王斌,刘振宇,周晓光,王国栋. 超快速冷却条件下亚共析钢中纳米级渗碳体析出的相变驱动力计算[J]. 金属学报, 2013, 49(1): 26-34.
WANG Bin, LIU Zhenyu, ZHOU Xiaoguang, WANG Guodong.

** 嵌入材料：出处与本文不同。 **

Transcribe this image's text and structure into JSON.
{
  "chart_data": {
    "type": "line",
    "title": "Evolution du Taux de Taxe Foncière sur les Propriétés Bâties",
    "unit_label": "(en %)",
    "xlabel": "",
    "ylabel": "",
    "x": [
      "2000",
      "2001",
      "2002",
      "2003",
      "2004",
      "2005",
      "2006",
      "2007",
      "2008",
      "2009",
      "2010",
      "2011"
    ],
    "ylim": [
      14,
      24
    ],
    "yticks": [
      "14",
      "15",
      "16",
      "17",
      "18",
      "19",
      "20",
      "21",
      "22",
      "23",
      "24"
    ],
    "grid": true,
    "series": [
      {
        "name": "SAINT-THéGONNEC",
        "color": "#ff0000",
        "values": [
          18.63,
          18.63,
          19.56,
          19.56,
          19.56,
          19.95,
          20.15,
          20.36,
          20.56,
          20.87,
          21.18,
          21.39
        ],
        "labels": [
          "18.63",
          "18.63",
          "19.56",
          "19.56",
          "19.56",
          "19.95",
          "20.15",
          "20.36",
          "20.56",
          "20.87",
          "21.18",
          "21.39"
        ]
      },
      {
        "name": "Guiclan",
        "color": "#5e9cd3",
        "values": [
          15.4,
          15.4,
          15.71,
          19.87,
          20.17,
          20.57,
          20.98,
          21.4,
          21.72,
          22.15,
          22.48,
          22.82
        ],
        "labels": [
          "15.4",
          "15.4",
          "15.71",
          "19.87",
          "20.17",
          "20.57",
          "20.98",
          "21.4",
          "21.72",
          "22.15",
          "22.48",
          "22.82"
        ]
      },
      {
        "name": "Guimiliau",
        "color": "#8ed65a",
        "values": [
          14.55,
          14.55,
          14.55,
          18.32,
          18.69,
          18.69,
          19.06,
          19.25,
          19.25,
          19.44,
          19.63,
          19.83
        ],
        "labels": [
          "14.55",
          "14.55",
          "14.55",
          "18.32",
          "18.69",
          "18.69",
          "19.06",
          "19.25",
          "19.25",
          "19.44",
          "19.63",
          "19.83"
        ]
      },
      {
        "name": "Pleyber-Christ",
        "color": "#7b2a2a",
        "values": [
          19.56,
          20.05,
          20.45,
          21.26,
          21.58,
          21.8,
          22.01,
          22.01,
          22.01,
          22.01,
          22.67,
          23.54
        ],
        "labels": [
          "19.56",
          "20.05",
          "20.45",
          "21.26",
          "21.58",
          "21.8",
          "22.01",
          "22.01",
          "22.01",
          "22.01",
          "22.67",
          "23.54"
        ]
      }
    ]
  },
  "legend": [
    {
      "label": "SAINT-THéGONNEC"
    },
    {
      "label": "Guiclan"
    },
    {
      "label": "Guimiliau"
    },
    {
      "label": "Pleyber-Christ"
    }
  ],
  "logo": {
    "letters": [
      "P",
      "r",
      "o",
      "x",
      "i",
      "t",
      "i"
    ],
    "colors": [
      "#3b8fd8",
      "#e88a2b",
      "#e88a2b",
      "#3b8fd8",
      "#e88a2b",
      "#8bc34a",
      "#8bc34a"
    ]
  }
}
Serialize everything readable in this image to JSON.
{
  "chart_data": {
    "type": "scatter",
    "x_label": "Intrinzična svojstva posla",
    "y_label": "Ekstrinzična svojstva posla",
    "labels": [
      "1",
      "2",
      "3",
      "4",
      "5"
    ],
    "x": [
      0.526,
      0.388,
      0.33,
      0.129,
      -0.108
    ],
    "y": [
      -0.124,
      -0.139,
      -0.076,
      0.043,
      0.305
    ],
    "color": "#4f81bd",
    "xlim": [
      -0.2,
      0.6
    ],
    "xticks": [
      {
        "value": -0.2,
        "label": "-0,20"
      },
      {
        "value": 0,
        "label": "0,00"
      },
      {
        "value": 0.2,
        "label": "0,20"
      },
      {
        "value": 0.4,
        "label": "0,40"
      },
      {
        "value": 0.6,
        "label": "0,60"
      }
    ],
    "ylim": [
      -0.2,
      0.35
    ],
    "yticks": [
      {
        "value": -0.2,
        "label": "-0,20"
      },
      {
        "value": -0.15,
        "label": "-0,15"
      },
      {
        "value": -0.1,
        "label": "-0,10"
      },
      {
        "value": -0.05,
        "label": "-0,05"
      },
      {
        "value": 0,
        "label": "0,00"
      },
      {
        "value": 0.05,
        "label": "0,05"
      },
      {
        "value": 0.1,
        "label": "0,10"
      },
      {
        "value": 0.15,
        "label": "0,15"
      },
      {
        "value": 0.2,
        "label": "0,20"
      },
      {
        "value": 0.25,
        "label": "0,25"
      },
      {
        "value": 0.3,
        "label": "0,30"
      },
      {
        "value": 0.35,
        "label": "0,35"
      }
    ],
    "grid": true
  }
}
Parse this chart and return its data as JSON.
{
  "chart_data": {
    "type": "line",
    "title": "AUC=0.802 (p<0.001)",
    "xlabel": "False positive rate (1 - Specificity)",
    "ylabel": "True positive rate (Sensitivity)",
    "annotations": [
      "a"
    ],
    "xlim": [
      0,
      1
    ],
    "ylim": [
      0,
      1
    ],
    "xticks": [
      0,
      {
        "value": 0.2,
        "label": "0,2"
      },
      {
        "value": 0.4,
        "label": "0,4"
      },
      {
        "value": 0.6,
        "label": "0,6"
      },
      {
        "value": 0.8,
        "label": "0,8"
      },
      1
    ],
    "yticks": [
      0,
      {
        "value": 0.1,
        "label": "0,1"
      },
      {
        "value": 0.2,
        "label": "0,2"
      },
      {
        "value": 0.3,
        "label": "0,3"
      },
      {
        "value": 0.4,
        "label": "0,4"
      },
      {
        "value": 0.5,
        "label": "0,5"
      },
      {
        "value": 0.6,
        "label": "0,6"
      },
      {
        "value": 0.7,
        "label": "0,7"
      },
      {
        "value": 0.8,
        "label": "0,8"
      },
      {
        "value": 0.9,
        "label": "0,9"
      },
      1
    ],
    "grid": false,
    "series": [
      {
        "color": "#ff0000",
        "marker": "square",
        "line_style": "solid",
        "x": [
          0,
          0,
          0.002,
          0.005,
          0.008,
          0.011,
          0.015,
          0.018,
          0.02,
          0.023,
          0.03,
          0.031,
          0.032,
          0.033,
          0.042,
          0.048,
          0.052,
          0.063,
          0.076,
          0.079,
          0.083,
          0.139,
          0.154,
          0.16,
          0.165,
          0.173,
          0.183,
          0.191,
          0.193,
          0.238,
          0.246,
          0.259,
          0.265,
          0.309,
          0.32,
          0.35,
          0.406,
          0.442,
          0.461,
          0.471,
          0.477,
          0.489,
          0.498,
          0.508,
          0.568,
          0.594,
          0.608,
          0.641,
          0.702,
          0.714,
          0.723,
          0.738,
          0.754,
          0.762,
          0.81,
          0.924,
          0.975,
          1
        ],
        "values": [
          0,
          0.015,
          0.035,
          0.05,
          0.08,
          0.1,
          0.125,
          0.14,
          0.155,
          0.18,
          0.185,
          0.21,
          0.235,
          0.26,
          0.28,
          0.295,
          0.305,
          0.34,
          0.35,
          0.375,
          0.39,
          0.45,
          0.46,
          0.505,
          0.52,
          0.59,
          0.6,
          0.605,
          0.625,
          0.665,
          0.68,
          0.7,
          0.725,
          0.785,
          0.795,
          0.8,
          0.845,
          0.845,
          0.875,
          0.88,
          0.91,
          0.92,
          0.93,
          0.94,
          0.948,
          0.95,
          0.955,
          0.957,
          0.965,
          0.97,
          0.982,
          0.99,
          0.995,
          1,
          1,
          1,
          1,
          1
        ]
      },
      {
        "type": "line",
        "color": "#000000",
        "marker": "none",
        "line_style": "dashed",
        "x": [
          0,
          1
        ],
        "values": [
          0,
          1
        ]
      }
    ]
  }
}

CALCULATION OF TRANSFORMATION DRIVING FORCE FOR THE PRECIPITATION OF NANO-SCALED CEMENTITES IN THE HYPOEUTECTOID STEELS THROUGH ULTRA FAST COOLING[J]. Acta Metall Sin, 2013, 49(1): 26-34.

全文: PDF(962 KB)  
摘要: 

根据KRC和LFG模型提出的Fe-C合金的奥氏体相变机制, 系统地计算了过冷奥氏体的相变驱动力, 从热力学的角度分析了过冷奥氏体分解生成纳米级渗碳体颗粒的可能性, 并且在热轧后超快速冷却的条件下, 发现热轧亚共析钢的组织中存在大量纳米级渗碳体弥散分布的区域, 渗碳体的尺寸在十到几十纳米, 实现了在无微合金元素添加的条件下渗碳体的纳米级析出. 此外, 在过冷奥氏体组织中先共析铁素体附近存在大量的富C区, 根据平衡浓度计算, 局部C的摩尔分数可达到0.04-0.08, 这部分高浓度的奥氏体分解析出纳米级渗碳体的倾向性更大.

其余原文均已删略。